We Happy Few is a first-person roguelike set in Wellington Wells, a quiet English city where everything is lovely all of the time… except that it isn’t. The residents are all drugged up on “happy pills,” keeping them smiling and carefree, and anyone who isn’t taking their medicine is dragged out into the street and beaten to death. As a “downer,” you’re trying to abstain from your medicine in secret, in hopes of eventually escaping the city. 
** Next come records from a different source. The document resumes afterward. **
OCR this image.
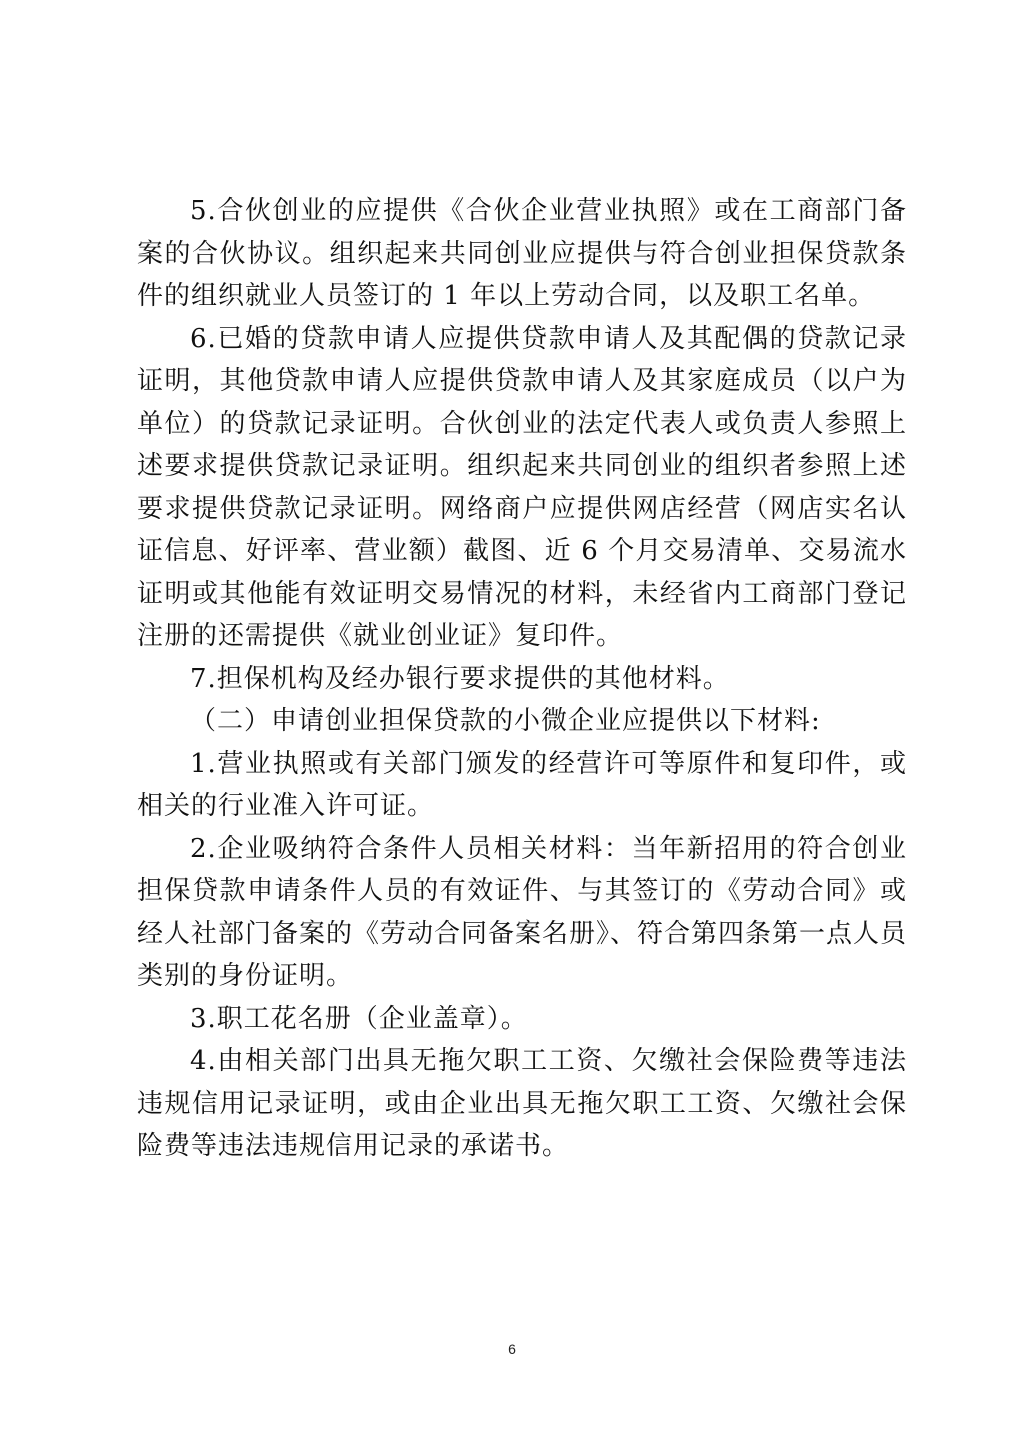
5.合伙创业的应提供《合伙企业营业执照》或在工商部门备案的合伙协议。组织起来共同创业应提供与符合创业担保贷款条件的组织就业人员签订的 1 年以上劳动合同，以及职工名单。

6.已婚的贷款申请人应提供贷款申请人及其配偶的贷款记录证明，其他贷款申请人应提供贷款申请人及其家庭成员（以户为单位）的贷款记录证明。合伙创业的法定代表人或负责人参照上述要求提供贷款记录证明。组织起来共同创业的组织者参照上述要求提供贷款记录证明。网络商户应提供网店经营（网店实名认证信息、好评率、营业额）截图、近 6 个月交易清单、交易流水证明或其他能有效证明交易情况的材料，未经省内工商部门登记注册的还需提供《就业创业证》复印件。

7.担保机构及经办银行要求提供的其他材料。

（二）申请创业担保贷款的小微企业应提供以下材料:

1.营业执照或有关部门颁发的经营许可等原件和复印件，或相关的行业准入许可证。

2.企业吸纳符合条件人员相关材料：当年新招用的符合创业担保贷款申请条件人员的有效证件、与其签订的《劳动合同》或经人社部门备案的《劳动合同备案名册》、符合第四条第一点人员类别的身份证明。

3.职工花名册（企业盖章）。

4.由相关部门出具无拖欠职工工资、欠缴社会保险费等违法违规信用记录证明，或由企业出具无拖欠职工工资、欠缴社会保险费等违法违规信用记录的承诺书。

6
Somewhere in Wellington Wells is a maintenance hatch that leads to the outside world. In We Happy Few, your goal is to survive long enough to find that hatch, all while hiding among the happy residents in plain sight. The catch? Each playthrough of We Happy Few is set in a new, procedurally generated version of Wellington Wells. No strategy guide can tell you where to find the hatch, and if you fail, you’ll have to hunt it down all over again.

I’ve often imagined how I’d make an open world roguelike if I had the opportunity to design my own video game, and so far We Happy Few looks like a drug-addled fever-dream come true. Even the title plays at my literary heartstrings. The words “we happy few” come from William Shakespeare’s “St. Crispin’s Day Speech,” which commemorates the loss of fallen soldiers. Meanwhile, the video above suggests that the residents of Wellington Wells are popping pills to suppress the memories of wars past. The guys at Compulsion Games are already theming us through promotional materials, and the game isn’t even out yet.